There are many orders we take in life that we do not necessarily agree with. In fact, just in a given day in office, we surrender space, compromise honesty, lie barefacedly and let down colleagues and the so-called value system we believe we have. All this done to get through the day and save our mangy little skins. Sycophantic yes men and women nodding like celluloid dolls because freedom and rights are very fine but the boss is in a bad mood so better buckle the knee and bow the head, don’t want to be on his bad side.
Then we scream blue murder about our rights being infringed upon because we cannot give two minutes to a rhythmic sense of belonging.
People get holier than thou and pound their chests as if they were being consigned to hell and their integrity impugned. It becomes a national issue.
I might personally hold the opinion that it isn’t really necessary at cinema halls and does trivialise the anthem. Fine. You might think that it is pointless and even hypocritical. Others may feel even more strongly.

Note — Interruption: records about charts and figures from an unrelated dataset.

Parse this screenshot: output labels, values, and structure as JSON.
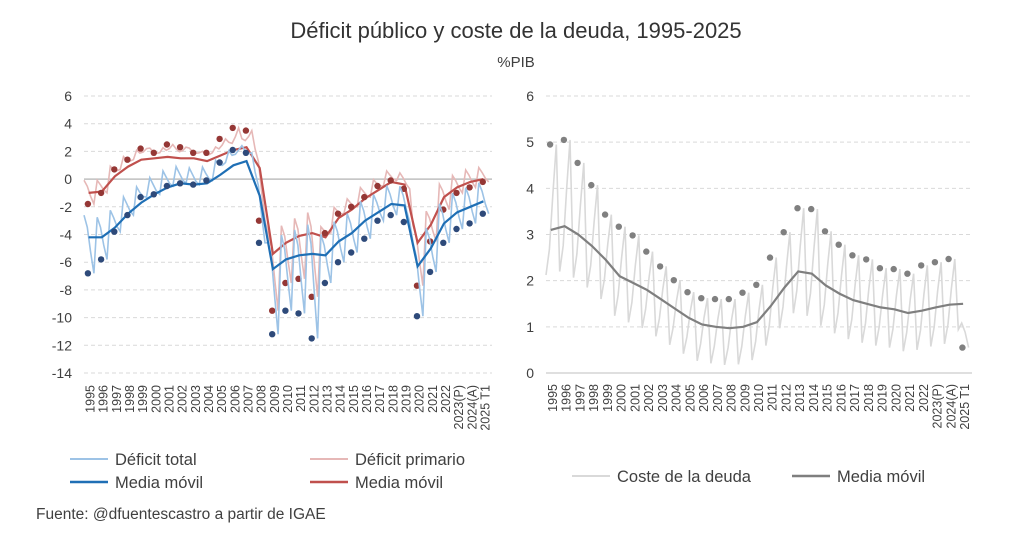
{
  "title": "Déficit público y coste de la deuda, 1995-2025",
  "unit": "%PIB",
  "source": "Fuente: @dfuentescastro a partir de IGAE",
  "colors": {
    "deficit_total": "#9dc3e6",
    "deficit_total_ma": "#1f6fb5",
    "deficit_total_marker": "#2e4a7a",
    "deficit_primario": "#e6b8b7",
    "deficit_primario_ma": "#c0504d",
    "deficit_primario_marker": "#953735",
    "coste": "#d9d9d9",
    "coste_ma": "#7f7f7f",
    "coste_marker": "#808080"
  },
  "chart_data": [
    {
      "type": "line",
      "ylim": [
        -14,
        6
      ],
      "yticks": [
        "6",
        "4",
        "2",
        "0",
        "-2",
        "-4",
        "-6",
        "-8",
        "-10",
        "-12",
        "-14"
      ],
      "categories": [
        "1995",
        "1996",
        "1997",
        "1998",
        "1999",
        "2000",
        "2001",
        "2002",
        "2003",
        "2004",
        "2005",
        "2006",
        "2007",
        "2008",
        "2009",
        "2010",
        "2011",
        "2012",
        "2013",
        "2014",
        "2015",
        "2016",
        "2017",
        "2018",
        "2019",
        "2020",
        "2021",
        "2022",
        "2023(P)",
        "2024(A)",
        "2025 T1"
      ],
      "series": [
        {
          "name": "Déficit total",
          "role": "total",
          "annual": [
            -6.8,
            -5.8,
            -3.8,
            -2.6,
            -1.3,
            -1.1,
            -0.5,
            -0.3,
            -0.4,
            -0.1,
            1.2,
            2.1,
            1.9,
            -4.6,
            -11.2,
            -9.5,
            -9.7,
            -11.5,
            -7.5,
            -6.0,
            -5.3,
            -4.3,
            -3.0,
            -2.6,
            -3.1,
            -9.9,
            -6.7,
            -4.6,
            -3.6,
            -3.2,
            -2.5
          ]
        },
        {
          "name": "Media móvil",
          "role": "total_ma",
          "ma": [
            -4.2,
            -4.2,
            -3.5,
            -2.5,
            -1.7,
            -1.1,
            -0.6,
            -0.3,
            -0.4,
            -0.3,
            0.3,
            1.0,
            1.3,
            -1.2,
            -6.5,
            -5.8,
            -5.5,
            -5.4,
            -5.5,
            -4.5,
            -3.9,
            -3.0,
            -2.4,
            -1.8,
            -1.9,
            -6.3,
            -5.0,
            -3.2,
            -2.4,
            -2.0,
            -1.6
          ]
        },
        {
          "name": "Déficit primario",
          "role": "primario",
          "annual": [
            -1.8,
            -1.0,
            0.7,
            1.4,
            2.2,
            1.9,
            2.5,
            2.3,
            1.9,
            1.9,
            2.9,
            3.7,
            3.5,
            -3.0,
            -9.5,
            -7.5,
            -7.2,
            -8.5,
            -3.9,
            -2.5,
            -2.0,
            -1.3,
            -0.5,
            -0.1,
            -0.7,
            -7.7,
            -4.5,
            -2.2,
            -1.0,
            -0.6,
            -0.2
          ]
        },
        {
          "name": "Media móvil",
          "role": "primario_ma",
          "ma": [
            -1.0,
            -0.9,
            0.2,
            0.9,
            1.4,
            1.5,
            1.6,
            1.5,
            1.5,
            1.3,
            1.7,
            2.1,
            2.3,
            0.8,
            -5.4,
            -4.6,
            -4.1,
            -3.9,
            -4.2,
            -2.8,
            -2.2,
            -1.4,
            -0.8,
            -0.2,
            -0.4,
            -4.6,
            -3.3,
            -1.3,
            -0.6,
            -0.2,
            0.0
          ]
        }
      ]
    },
    {
      "type": "line",
      "ylim": [
        0,
        6
      ],
      "yticks": [
        "6",
        "5",
        "4",
        "3",
        "2",
        "1",
        "0"
      ],
      "categories": [
        "1995",
        "1996",
        "1997",
        "1998",
        "1999",
        "2000",
        "2001",
        "2002",
        "2003",
        "2004",
        "2005",
        "2006",
        "2007",
        "2008",
        "2009",
        "2010",
        "2011",
        "2012",
        "2013",
        "2014",
        "2015",
        "2016",
        "2017",
        "2018",
        "2019",
        "2020",
        "2021",
        "2022",
        "2023(P)",
        "2024(A)",
        "2025 T1"
      ],
      "series": [
        {
          "name": "Coste de la deuda",
          "role": "coste",
          "annual": [
            4.95,
            5.05,
            4.55,
            4.07,
            3.43,
            3.17,
            2.98,
            2.63,
            2.31,
            2.01,
            1.75,
            1.62,
            1.6,
            1.6,
            1.74,
            1.91,
            2.5,
            3.05,
            3.57,
            3.55,
            3.07,
            2.78,
            2.55,
            2.46,
            2.27,
            2.25,
            2.15,
            2.33,
            2.4,
            2.47,
            0.55
          ]
        },
        {
          "name": "Media móvil",
          "role": "coste_ma",
          "ma": [
            3.1,
            3.18,
            3.0,
            2.75,
            2.45,
            2.1,
            1.95,
            1.8,
            1.6,
            1.4,
            1.2,
            1.05,
            1.0,
            0.97,
            1.0,
            1.1,
            1.45,
            1.85,
            2.2,
            2.15,
            1.9,
            1.72,
            1.58,
            1.5,
            1.42,
            1.38,
            1.3,
            1.35,
            1.42,
            1.48,
            1.5
          ]
        }
      ]
    }
  ],
  "legends": {
    "left": [
      {
        "label": "Déficit total"
      },
      {
        "label": "Déficit primario"
      },
      {
        "label": "Media móvil"
      },
      {
        "label": "Media móvil"
      }
    ],
    "right": [
      {
        "label": "Coste de la deuda"
      },
      {
        "label": "Media móvil"
      }
    ]
  }
}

But once it is a fiat and is established as just that then I am not going to enter that cinema hall and insult my anthem.
I will stand.
I see no reason not to because if you object to this ‘imposition’ then find out the address of the Chief Justice’s office and go stand and protest there.
Make your feelings known outside the Supreme Court. Take your chances.
But do not target the anthem. Jana Gana Mana has nothing to do with the controversy and is mutually exclusive from your liking or rejecting the command.
Not to stand or to take it out on the anthem during the rendition is not a badge of valour or significant of some grand gesture of independence. You are not striking a blow for anyone, so get over your over inflated sense of self.
You pay taxes you don’t like. You may have been against the demonetisation process but you are lining up. There is a bundle of laws that make no sense. Like filling up forms at the airport when it is all computerised, but we fill it. Under the Prevention of Seditious Meetings Act, 1911, not more than 20 people can get together. And the Indian Sarais Act, 1887 demands that if you fall ill in a hotel, the owner or management must clear the place of all vegetation to prevent allergy. The Land Acquisition Act, 1894 allows the government to take away your land without giving a reason at any time so go fight that, not be loutish when your National Anthem is on.
It is not as if we haven’t done it before. Indians were made to stand at attention for the Union Jack under police observation and carted off to jail if they moved till 1947 in cinema halls. Ask your grandfather.
We had it on in halls and theatres after the 1965 war for some years then it faded away.
If we can play it for a sport and cry ourselves a river of emotion well, this is just another performance on a screen.
So stand or buy yourself a DVD and sit at home.